Clara Menéres (1943–2018) was a Portuguese sculptor and teacher. She worked in stone, plastic, metal, neon and embroidery, among other materials. Her subjects ranged from feminist and erotic art in the 1960s and 1970s, to religious art in the later years of her life.
Early life and education
Maria Clara Rebelo de Carvalho Menéres was born in the municipality of Braga, Portugal on 22 August 1943. She studied sculpture at the Escola Superior de Belas-Artes do Porto (School of Fine Arts of Porto), now part of the University of Porto, where she was a student of pt: Salvador Barata Feyo, pt: Lagoa Henriques and pt: Júlio Resende, completing her degree in 1968 with the presentation of the work A Menina Amélia que vive na Rua do Almada (Miss Amélia who lives in Rua do Almada). She exhibited individually for the first time in 1967 at the Borges Gallery in Aveiro, with ceramic work.[1][2]
Menéres started her teaching activity at the School of Fine Arts in Porto, and then moved to the School of Fine Arts in Lisbon (now the Faculty of Fine Arts of the University of Lisbon), where, between 1993 and 1996, she held the position of chair of the board of directors. She then became associate professor and then full professor at the University of Évora, where she taught from 1996 to 2007.[1]
Exhibitions
Menéres' work has been shown at exhibitions in Portugal, Brazil and the United Kingdom. Her solo exhibitions included those at the Borges Gallery in 1967; at the Publicity Gallery, Porto in 1968; at the Nasoni Gallery, Porto in 1987; at the Loja do Desenho in Lisbon in 1988; at the Jadite Gallery in New York City in 1990; at CAVS-MIT in Cambridge, Massachusetts in 1990; and at the Cooperativa Árvore in Porto in 1991.[3]
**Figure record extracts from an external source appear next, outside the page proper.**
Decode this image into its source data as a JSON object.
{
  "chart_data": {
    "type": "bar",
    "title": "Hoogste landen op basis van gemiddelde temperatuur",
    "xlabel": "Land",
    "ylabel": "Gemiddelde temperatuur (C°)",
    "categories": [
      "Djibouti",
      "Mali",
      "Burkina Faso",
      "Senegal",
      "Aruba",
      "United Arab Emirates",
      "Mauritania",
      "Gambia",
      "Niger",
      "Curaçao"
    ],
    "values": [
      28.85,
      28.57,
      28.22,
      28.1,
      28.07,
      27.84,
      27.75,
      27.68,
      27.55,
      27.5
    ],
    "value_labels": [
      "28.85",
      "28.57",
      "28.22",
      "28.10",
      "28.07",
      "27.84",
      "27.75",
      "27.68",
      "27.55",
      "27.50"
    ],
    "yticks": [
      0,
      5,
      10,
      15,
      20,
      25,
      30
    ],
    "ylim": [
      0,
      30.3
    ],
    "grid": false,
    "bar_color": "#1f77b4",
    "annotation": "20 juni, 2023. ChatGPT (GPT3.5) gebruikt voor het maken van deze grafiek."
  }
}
Posthumously, her work has been exhibited at an exhibition at the Calouste Gulbenkian Museum in Lisbon, entitled Women in the modern collection. From Sonia Delaunay to Ângela Ferreira, 1916-2018, which brought together more than a hundred works by women artists, produced over the last century in Portugal. In 2021, her work was included in another exhibition at the Gulbenkian, entitled Tudo O Que Eu Quero (All I want), which was part of the cultural programme of the Portuguese Presidency of the Council of the European Union.[4][5][6]
Menéres worked in stone, plastic, metal, neon and embroidery, among other materials. Her subjects ranged from feminist and erotic art in the 1960s and 1970s, to religious art in the later years of her life. In 1977 she made Woman-Earth-Mother, a powerfully symbolic work which is now unanimously considered as a fundamental of feminism in Portugal, combining the political consciousness of gender with the vocabulary of international pop art, in an explicit representation of the sex of a woman. In the 1980s she became known as the "light sculptor" for the use of light in her work. Her last works included sculptures for the Sanctuary of Fátima and a statue of Pope John Paul II.[1][3]